One of the most enjoyable aspects of home education is the freedom to teach absolutely anything which one wishes. I happen to believe that all children need a broad and balanced education, whether they will later be artists, musicians, university lecturers or road sweepers. Because I have mentioned the importance of this so often, the idea has grown in some people's minds that I am preoccupied with academic education to the exclusion of all else and that perhaps I had planned my daughter's life upon a certain path which would culminate in her going to university. Nothing could be further from the truth.
It is true that I wanted my daughter to have a bunch of decent IGCSEs; I think that all children need them. This is what I regard as the basics, the bread and butter of education. However, in addition to things like physics and chemistry, she also spent an enormous amount of time on the arts. I could not know what direction her life was likely to take and so I thought that she needed to experience a wide range of things so that she could make up her own mind about what she liked and wished to pursue further. To this end, I made sure that she learnt three musical instruments, and took examinations in acting, among other things. I also taught her to draw, paint in water colours and oils; that sort of thing.
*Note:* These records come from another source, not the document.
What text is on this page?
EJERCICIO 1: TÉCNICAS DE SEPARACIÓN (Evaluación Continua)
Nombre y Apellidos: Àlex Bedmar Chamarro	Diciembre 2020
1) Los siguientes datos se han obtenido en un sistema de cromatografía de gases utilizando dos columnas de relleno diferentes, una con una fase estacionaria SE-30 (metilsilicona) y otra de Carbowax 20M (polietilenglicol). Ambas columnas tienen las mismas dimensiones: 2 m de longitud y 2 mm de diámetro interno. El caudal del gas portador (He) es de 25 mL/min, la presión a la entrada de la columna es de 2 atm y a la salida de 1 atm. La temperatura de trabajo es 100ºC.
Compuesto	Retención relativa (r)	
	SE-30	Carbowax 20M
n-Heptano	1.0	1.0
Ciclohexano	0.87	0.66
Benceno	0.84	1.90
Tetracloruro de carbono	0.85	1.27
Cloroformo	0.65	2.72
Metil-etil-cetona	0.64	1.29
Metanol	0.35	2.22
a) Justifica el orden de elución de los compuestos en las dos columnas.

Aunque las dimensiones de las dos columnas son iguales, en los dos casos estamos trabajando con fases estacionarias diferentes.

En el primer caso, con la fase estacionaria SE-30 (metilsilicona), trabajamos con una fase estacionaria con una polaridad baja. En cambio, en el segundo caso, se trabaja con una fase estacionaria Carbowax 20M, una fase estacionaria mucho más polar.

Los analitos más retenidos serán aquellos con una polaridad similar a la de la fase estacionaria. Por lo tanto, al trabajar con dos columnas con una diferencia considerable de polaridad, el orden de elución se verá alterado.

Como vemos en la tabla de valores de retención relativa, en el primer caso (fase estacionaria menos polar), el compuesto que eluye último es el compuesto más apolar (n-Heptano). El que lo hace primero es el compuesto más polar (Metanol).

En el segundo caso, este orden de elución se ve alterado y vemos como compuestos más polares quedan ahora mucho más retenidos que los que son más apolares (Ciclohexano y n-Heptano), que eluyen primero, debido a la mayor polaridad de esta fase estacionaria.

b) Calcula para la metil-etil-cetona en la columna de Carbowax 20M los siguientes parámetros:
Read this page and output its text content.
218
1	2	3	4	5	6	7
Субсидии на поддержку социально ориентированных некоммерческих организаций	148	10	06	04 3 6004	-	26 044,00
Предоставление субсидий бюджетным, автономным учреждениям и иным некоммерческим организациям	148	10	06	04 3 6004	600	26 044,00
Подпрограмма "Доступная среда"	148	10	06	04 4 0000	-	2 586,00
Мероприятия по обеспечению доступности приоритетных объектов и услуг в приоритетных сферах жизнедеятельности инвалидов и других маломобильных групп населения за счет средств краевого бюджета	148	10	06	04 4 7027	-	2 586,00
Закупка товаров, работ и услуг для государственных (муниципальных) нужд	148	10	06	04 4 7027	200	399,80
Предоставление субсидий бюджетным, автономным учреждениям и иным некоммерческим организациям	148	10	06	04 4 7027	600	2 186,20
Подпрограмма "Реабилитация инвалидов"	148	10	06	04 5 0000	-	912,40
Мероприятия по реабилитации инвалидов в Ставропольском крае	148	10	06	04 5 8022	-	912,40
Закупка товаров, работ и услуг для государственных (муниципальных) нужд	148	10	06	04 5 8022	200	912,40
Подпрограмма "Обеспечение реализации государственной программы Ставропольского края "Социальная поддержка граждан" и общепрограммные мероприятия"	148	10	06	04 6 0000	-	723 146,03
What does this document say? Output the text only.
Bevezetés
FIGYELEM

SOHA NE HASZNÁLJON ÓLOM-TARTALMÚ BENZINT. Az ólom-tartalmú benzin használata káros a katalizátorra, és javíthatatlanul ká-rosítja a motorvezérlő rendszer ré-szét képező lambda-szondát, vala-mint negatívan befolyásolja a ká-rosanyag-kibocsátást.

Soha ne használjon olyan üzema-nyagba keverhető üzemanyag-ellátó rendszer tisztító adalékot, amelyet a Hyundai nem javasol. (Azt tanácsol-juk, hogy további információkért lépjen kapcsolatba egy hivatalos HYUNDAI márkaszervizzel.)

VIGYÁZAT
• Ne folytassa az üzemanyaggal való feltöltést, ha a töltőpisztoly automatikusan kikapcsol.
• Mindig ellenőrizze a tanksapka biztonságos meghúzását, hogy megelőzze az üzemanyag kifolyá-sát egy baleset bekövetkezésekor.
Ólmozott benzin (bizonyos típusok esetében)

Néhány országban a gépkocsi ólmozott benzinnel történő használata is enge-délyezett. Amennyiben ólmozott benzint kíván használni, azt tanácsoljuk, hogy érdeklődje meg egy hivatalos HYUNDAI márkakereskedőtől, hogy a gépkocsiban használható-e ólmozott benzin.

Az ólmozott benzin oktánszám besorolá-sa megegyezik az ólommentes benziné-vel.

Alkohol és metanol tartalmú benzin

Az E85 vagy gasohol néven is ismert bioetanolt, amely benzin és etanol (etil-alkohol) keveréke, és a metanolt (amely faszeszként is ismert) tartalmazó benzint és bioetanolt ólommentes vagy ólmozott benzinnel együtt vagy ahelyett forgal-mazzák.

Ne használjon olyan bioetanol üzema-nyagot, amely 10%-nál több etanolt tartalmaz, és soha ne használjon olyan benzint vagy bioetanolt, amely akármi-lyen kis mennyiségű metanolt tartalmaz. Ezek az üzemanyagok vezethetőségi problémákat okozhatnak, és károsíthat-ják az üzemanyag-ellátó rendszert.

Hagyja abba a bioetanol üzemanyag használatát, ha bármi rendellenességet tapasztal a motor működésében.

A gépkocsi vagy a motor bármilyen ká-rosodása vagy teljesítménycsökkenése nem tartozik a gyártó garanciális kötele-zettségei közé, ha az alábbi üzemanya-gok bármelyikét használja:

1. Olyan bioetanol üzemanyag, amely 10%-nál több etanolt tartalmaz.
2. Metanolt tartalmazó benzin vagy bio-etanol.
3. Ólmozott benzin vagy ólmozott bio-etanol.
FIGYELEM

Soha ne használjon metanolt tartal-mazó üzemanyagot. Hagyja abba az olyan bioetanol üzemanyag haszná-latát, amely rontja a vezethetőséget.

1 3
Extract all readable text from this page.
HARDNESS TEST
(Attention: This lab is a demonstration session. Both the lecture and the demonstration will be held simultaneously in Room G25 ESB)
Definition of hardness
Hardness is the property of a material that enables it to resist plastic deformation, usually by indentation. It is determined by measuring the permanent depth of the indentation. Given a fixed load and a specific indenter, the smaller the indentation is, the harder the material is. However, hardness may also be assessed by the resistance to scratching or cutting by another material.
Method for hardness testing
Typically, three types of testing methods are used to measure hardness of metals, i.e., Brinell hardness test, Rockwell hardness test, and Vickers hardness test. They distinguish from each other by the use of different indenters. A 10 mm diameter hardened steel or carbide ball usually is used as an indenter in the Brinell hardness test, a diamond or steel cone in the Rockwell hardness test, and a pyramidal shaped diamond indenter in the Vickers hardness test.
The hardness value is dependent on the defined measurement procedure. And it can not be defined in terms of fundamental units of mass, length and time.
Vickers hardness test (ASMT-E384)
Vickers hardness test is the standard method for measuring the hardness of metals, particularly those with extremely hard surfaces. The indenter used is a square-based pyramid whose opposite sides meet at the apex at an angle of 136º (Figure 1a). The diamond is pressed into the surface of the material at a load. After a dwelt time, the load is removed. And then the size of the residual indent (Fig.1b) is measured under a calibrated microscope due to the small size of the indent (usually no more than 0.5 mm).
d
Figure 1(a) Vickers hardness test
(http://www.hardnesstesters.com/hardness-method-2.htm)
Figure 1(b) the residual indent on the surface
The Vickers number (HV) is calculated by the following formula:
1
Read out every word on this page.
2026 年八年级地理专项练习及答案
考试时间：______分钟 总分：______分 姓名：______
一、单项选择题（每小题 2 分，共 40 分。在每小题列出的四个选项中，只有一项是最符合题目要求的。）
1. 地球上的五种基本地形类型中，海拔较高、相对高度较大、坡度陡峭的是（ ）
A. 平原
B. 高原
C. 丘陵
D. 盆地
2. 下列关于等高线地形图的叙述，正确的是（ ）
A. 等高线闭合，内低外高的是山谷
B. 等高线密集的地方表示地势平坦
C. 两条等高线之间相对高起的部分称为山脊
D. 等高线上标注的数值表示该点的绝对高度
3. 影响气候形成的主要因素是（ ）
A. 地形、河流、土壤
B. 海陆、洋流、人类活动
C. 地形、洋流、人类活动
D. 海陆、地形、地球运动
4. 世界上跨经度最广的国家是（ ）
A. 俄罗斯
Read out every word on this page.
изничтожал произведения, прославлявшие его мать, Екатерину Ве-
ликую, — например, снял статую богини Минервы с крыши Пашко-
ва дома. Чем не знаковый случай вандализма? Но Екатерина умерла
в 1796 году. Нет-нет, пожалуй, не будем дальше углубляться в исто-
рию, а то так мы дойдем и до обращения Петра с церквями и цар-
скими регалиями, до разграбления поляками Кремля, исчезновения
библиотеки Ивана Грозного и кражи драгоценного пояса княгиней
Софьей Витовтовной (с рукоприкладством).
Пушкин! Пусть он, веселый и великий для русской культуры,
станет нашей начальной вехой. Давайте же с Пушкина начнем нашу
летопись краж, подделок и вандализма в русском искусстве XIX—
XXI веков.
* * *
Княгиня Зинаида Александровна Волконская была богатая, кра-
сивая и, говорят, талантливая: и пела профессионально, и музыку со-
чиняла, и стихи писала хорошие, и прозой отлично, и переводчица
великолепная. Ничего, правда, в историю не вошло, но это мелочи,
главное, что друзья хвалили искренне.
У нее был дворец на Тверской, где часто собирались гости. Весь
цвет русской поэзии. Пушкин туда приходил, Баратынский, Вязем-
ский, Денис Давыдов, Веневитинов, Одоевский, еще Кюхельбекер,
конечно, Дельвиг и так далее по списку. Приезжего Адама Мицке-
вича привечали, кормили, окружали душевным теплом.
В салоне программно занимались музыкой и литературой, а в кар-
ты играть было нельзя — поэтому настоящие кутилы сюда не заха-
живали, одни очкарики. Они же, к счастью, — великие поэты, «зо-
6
One of the curious things about teaching your own child is that you soon find out that anybody can teach anything at all, even if they know nothing about it. For instance, I cannot play a single note on the guitar, but this did not stop my daughter getting Grade 5 at classical guitar. I do not act, but was easily able to teach her up to Grade 6 (Bronze Medal) in the LAMDA exams. She studied ballet for eight years and it is a matter of regret now that I did not teach her that as well; it was the only subject for which she had an external teacher. All this was supplemented by frequent trips to the opera, ballet, theatre and art galleries.
I have observed that many home educating parents in this country seem to focus upon the arts and apparently neglect academic subjects. The natural consequence is that many of these children seemingly take to creative things rather than the more academic. I worry about this a little. My own daughter had the opportunity to take any direction. If she had not studied both mathematics and physics as well as music and art, then she would not really have been able to make an informed choice about the future direction of her life. This would have been unfair on her; effectively making the decision for her. Children who are raised only with creative and artistic options, without the systematic study of things like history and science, are being short changed and their path in life effectively decided for them. I cannot think this a good thing and it is one of the things about home education in this country which makes me a little uneasy. My own daughter could very well have chosen to study art or music rather than the philosophy, politics and economics which she will actually be studying at university. Unless she had had a wide experience of all sorts of things, her choice would have been restricted.